Ersetzen digitale Kanäle den Außendienst?

Digitale Kommunikation statt persönlicher Besuche

Pharmakonzerne bauen ihren Außendienst in Deutschland und Europa zunehmend ab. Große Unternehmen wie Pfizer und Sanofi haben bereits hunderte Stellen gestrichen, denn das Budget für die Beratung der Ärzte schrumpft. 73 Prozent der Mediziner sind der Meinung, dass der Außendienst in absehbarer Zeit durch digitale Informationsquellen ersetzt wird – das sind 20 Prozent mehr als im Vorjahr. Zahlreiche Pharma-Referenten spüren die Gefahr ihres schleichenden Bedeutungsverlusts. Gründe sind unter anderem Zeitmangel der Ärzte, standardisierte Gespräche ohne konstruktiven Dialog, zu hohe Besuchsfrequenzen und fehlende Service-Strategien. Wird die Digitalisierung den Außendienst also bald überflüssig machen?

Außendienst im Umbruch

Früher nahm sich der Arzt Zeit für den Pharma-Referenten, der als kompetenter Therapie- und Medizinberater gesehen wurde. Im persönlichen Gespräch wurden neue Präparate präsentiert und mögliche Probleme erörtert. Heute ist die Situation eine andere: Untersuchungen aus den USA zeigen, dass der klassische Besuch beim Arzt in mehr als 50 Prozent aller Fälle abgelehnt wird. Das Face-to-Face Gespräch wird in vielen Fällen überflüssig, da Ärzte mittlerweile von den zahlreichen digitalen Informationsmöglichkeiten Gebrauch machen.
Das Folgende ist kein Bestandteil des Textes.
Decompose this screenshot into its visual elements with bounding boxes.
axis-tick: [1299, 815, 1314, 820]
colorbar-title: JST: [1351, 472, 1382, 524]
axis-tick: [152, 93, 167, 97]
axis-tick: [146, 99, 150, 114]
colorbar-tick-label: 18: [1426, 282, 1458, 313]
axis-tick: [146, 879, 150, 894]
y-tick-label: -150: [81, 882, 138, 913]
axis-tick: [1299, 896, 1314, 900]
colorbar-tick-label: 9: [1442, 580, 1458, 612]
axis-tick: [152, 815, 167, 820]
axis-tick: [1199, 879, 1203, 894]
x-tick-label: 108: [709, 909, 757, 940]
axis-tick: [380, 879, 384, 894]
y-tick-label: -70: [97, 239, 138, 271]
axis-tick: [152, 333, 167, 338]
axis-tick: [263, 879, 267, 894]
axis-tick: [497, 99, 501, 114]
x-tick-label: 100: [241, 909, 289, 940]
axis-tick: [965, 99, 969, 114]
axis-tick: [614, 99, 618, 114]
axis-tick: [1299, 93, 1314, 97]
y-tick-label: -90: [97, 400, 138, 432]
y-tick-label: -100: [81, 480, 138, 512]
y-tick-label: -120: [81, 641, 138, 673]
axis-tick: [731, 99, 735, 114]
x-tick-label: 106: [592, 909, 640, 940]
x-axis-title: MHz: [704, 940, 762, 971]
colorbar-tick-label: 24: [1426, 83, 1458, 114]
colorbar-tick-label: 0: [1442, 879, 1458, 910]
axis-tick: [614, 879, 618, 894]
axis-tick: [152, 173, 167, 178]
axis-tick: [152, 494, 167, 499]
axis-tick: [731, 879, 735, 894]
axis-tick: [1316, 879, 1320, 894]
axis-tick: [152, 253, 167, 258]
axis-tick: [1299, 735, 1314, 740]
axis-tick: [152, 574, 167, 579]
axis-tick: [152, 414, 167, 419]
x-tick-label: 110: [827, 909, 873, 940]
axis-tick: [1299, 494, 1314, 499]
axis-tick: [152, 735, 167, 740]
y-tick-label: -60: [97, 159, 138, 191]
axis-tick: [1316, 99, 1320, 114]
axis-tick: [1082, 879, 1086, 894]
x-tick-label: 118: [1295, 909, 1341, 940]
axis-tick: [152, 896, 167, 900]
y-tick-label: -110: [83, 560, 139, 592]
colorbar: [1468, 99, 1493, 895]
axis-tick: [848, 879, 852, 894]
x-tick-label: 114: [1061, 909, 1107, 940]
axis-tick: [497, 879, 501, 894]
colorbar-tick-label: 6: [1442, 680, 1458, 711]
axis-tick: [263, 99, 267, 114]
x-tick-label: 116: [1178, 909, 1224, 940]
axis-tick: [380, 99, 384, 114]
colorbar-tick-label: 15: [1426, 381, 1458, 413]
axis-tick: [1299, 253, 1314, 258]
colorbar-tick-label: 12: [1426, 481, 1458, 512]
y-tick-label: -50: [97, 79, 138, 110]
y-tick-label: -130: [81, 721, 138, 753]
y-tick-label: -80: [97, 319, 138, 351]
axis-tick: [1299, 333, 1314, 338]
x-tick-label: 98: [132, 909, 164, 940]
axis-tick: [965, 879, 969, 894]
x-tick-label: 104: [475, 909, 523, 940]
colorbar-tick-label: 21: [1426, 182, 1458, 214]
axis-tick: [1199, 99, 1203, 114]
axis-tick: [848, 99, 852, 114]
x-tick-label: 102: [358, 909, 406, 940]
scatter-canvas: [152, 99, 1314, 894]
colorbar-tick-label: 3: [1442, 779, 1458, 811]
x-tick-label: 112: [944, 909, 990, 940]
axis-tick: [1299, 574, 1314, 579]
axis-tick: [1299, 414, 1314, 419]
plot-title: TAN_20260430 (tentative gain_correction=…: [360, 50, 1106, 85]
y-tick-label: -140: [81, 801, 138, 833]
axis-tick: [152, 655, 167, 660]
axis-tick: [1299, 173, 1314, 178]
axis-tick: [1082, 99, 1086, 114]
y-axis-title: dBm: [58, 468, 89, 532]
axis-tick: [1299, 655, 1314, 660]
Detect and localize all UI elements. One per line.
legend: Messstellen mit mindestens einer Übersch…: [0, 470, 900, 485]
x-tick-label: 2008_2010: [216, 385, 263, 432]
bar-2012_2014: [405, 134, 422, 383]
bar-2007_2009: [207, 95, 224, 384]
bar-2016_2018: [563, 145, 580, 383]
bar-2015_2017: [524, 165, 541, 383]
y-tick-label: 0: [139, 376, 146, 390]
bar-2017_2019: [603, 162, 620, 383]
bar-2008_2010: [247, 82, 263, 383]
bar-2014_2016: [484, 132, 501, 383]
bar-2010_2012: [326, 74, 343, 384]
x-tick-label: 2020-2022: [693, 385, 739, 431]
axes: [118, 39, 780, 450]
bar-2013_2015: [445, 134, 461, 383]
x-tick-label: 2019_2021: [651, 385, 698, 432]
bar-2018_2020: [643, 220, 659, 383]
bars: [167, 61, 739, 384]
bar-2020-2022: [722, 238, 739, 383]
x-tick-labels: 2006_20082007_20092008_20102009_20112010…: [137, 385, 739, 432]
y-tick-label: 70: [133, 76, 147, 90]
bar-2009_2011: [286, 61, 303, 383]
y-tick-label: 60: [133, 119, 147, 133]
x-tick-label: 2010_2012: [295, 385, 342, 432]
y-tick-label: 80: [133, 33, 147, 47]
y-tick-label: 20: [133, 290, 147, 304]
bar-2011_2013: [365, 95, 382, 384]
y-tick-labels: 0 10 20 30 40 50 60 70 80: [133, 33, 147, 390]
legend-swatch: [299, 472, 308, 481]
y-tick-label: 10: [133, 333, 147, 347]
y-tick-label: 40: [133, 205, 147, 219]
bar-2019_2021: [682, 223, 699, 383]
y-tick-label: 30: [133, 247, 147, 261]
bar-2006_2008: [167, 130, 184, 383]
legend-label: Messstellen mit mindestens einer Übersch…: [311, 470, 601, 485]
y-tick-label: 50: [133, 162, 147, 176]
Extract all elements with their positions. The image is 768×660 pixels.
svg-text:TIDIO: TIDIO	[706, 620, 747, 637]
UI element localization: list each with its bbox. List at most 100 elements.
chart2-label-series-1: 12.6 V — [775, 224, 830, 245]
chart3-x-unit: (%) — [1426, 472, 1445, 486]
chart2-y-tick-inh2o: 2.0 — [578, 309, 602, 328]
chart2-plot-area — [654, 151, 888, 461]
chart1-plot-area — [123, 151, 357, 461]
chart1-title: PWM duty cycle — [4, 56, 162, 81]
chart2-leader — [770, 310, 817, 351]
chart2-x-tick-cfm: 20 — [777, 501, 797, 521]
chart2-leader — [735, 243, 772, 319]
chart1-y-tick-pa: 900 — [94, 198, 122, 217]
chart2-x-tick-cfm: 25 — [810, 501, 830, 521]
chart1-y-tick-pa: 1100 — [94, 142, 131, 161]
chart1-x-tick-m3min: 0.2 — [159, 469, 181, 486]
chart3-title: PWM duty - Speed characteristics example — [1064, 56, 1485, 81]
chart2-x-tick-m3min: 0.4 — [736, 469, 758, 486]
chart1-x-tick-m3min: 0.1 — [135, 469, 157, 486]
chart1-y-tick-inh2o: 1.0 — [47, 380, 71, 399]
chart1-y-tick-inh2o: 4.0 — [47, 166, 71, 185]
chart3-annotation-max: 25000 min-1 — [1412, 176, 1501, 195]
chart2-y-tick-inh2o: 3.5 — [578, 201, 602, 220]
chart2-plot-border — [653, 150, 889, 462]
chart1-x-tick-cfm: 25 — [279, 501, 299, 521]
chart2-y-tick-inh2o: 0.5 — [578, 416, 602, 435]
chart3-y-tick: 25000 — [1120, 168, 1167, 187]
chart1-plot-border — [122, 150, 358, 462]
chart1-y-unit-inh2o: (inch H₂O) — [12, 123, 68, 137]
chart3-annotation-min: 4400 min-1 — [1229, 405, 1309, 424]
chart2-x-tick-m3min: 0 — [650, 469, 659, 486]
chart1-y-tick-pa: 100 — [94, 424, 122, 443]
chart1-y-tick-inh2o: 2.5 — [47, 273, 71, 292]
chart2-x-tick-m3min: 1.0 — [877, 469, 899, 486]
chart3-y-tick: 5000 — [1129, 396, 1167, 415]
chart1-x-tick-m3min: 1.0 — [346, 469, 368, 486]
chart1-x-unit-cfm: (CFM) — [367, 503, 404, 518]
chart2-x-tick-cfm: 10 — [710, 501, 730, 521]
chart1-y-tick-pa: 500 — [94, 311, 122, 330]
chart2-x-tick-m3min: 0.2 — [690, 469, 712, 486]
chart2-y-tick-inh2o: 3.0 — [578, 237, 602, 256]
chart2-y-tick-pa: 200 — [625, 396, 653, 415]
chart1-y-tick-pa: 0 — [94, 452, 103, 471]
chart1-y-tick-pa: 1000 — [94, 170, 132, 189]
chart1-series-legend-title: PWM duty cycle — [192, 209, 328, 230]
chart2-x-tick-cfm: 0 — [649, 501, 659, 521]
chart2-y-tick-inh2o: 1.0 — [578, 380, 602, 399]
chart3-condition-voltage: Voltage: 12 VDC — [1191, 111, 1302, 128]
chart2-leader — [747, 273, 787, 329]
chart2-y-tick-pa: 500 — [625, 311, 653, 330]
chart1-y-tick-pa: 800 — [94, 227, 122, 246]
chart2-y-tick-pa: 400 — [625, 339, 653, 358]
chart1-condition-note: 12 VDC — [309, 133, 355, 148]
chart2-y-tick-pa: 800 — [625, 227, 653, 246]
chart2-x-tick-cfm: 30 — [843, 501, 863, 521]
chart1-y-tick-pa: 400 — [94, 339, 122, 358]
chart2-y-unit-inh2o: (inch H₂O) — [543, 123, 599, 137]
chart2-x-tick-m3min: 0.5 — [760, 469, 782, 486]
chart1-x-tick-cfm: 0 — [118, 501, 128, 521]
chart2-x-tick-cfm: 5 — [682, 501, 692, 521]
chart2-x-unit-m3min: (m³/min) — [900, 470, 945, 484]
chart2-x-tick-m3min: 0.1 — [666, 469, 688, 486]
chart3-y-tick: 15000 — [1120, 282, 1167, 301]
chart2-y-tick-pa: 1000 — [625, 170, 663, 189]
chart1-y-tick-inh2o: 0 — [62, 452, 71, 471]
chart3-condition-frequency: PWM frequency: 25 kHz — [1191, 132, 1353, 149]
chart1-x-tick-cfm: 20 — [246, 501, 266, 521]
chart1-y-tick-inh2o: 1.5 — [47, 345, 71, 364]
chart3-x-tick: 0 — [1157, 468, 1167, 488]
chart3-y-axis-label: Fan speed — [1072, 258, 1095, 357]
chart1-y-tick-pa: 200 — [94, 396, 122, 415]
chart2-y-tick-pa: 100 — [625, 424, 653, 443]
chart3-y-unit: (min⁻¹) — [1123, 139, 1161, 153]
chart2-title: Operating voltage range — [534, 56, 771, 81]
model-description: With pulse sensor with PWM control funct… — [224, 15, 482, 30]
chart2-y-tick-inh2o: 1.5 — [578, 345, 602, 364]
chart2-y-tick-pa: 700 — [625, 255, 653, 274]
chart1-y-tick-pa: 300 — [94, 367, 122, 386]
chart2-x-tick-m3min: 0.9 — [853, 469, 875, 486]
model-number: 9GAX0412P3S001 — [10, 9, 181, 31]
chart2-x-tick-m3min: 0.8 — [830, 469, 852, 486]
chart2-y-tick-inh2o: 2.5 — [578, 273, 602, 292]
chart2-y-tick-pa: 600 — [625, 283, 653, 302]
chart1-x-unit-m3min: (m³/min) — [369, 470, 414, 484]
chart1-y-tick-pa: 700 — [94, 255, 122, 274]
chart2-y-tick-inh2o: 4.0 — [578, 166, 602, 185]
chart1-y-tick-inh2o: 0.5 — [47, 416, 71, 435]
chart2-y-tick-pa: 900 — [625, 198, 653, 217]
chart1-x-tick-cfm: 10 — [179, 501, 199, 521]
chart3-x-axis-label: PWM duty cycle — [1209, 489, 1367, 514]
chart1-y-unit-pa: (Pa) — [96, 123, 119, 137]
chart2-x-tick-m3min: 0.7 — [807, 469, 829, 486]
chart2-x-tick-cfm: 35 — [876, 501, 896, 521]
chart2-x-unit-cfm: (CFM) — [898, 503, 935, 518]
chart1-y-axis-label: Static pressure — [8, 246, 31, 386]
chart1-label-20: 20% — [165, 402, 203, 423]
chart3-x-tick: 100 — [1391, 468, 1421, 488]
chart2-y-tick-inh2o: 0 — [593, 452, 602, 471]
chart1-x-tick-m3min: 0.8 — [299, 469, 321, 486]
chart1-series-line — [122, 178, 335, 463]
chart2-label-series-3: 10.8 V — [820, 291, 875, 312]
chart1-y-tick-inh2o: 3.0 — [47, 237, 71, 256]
Was bedeuten die Veränderungen konkret für die Pharma-Referenten? Um auch in Zukunft mit dem Außendienst erfolgreich zu sein, muss sich der generelle Kommunikationsansatz ändern. Die Betreuungsqualität der besuchten Ärzte muss sowohl inhaltlich als auch strategisch optimiert werden. Die zentrale Frage lautet daher: Welche Informationen werden wie an die Zielgruppe vermittelt?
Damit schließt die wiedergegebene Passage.